Half lives of two radioactive nuclei A and B are 10 minutes and 20 minutes, respectively. If, initially a sample has equal number of nuclei, then after 60 minutes, the ratio of decayed numbers of nuclei A and B will be:

We have two different radioactive nuclides, A and B, each starting with the same initial number of nuclei, say $$N_{0}$$. Their half-lives are given as $$T_{1/2}^{(A)} = 10\ \text{min}$$ and $$T_{1/2}^{(B)} = 20\ \text{min}$$, while the elapsed time is $$t = 60\ \text{min}$$.

For radioactive decay we use the law

$$N = N_{0}\left(\dfrac12\right)^{t/T_{1/2}}$$

where $$N$$ is the number of undecayed nuclei left after time $$t$$ and $$T_{1/2}$$ is the half-life.

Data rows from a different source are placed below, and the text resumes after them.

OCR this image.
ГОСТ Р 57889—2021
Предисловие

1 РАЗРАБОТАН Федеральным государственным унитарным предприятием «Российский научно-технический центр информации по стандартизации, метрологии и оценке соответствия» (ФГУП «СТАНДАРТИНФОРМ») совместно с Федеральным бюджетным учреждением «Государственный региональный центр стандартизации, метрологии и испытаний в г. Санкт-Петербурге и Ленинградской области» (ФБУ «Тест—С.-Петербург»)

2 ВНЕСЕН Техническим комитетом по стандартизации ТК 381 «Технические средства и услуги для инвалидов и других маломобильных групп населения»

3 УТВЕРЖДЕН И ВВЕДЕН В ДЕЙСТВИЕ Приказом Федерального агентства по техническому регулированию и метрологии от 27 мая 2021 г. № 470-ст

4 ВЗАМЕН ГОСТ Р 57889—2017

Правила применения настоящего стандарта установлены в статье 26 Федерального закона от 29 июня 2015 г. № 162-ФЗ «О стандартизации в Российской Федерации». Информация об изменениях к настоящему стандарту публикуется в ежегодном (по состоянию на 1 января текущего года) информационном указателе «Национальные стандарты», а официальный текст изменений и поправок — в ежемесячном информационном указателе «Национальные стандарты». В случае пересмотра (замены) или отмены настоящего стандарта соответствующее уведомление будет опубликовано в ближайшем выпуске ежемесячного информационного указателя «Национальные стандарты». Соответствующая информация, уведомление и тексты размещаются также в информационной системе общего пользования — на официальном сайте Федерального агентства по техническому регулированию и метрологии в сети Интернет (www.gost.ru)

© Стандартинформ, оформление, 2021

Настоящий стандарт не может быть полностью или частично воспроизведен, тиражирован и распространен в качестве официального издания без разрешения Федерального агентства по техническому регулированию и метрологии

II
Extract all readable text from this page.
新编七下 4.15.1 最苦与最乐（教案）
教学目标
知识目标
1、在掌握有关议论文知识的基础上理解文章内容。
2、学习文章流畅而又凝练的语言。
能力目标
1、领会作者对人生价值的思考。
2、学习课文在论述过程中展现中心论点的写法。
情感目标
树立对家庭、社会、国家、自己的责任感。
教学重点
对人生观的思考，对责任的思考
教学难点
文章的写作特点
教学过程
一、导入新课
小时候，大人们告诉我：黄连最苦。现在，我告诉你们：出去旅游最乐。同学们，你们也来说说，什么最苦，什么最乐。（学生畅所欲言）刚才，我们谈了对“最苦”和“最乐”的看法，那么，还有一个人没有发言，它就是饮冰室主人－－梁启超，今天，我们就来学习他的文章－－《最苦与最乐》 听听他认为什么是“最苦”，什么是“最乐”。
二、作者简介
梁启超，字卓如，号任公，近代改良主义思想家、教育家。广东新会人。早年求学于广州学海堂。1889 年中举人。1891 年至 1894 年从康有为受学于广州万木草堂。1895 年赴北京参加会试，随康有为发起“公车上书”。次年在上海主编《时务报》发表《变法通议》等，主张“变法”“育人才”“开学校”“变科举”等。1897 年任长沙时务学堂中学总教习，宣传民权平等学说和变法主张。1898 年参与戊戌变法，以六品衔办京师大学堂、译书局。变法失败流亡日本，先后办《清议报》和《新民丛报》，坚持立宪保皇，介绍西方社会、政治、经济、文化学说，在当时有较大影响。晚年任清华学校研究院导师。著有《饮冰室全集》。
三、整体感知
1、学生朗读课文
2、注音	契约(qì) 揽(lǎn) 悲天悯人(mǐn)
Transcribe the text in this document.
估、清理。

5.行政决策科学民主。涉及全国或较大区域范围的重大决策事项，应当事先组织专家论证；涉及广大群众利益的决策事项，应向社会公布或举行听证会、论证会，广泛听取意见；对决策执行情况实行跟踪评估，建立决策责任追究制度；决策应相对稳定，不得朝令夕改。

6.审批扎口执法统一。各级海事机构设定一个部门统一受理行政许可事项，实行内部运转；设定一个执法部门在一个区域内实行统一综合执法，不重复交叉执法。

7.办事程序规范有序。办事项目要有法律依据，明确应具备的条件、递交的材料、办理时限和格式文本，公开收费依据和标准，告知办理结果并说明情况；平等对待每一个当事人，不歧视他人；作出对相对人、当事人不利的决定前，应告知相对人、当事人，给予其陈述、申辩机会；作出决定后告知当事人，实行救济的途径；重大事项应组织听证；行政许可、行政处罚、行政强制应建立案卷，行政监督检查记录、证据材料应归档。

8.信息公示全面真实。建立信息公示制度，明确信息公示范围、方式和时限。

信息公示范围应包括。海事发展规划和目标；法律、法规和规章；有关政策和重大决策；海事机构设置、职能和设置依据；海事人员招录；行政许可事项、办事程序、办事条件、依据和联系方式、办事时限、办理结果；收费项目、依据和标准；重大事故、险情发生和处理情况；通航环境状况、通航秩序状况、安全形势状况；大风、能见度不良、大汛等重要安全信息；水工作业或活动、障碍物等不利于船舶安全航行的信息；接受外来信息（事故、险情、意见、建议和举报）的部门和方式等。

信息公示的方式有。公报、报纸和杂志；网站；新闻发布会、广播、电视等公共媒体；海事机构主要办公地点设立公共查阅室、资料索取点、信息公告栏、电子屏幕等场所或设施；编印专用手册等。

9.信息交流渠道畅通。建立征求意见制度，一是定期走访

First, we find the remaining nuclei of A after 60 minutes.

For A, $$t/T_{1/2}^{(A)} = 60/10 = 6$$, so

$$N_{A} = N_{0}\left(\dfrac12\right)^{6} = N_{0}\left(\dfrac{1}{2^{6}}\right) = N_{0}\left(\dfrac{1}{64}\right) = \dfrac{N_{0}}{64}.$$

Next, we find the remaining nuclei of B after 60 minutes.

For B, $$t/T_{1/2}^{(B)} = 60/20 = 3$$, hence

$$N_{B} = N_{0}\left(\dfrac12\right)^{3} = N_{0}\left(\dfrac{1}{2^{3}}\right) = N_{0}\left(\dfrac{1}{8}\right) = \dfrac{N_{0}}{8}.$$

The number of nuclei that have decayed is the difference between the initial and the remaining numbers.

For A: $$D_{A} = N_{0} - N_{A} = N_{0} - \dfrac{N_{0}}{64} = N_{0}\left(1 - \dfrac{1}{64}\right) = N_{0}\left(\dfrac{64}{64} - \dfrac{1}{64}\right) = N_{0}\left(\dfrac{63}{64}\right).$$

For B: $$D_{B} = N_{0} - N_{B} = N_{0} - \dfrac{N_{0}}{8} = N_{0}\left(1 - \dfrac{1}{8}\right) = N_{0}\left(\dfrac{8}{8} - \dfrac{1}{8}\right) = N_{0}\left(\dfrac{7}{8}\right).$$

Now we form the ratio of the decayed nuclei:

$$\dfrac{D_{A}}{D_{B}} = \dfrac{N_{0}\left(\dfrac{63}{64}\right)} {N_{0}\left(\dfrac{7}{8}\right)} = \dfrac{63}{64}\times\dfrac{8}{7} = \dfrac{63\times 8}{64\times 7} = \dfrac{504}{448} = \dfrac{9}{8}.$$

Thus the ratio of the numbers of decayed nuclei of A to B after 60 minutes is $$9:8$$.

Hence, the correct answer is Option D.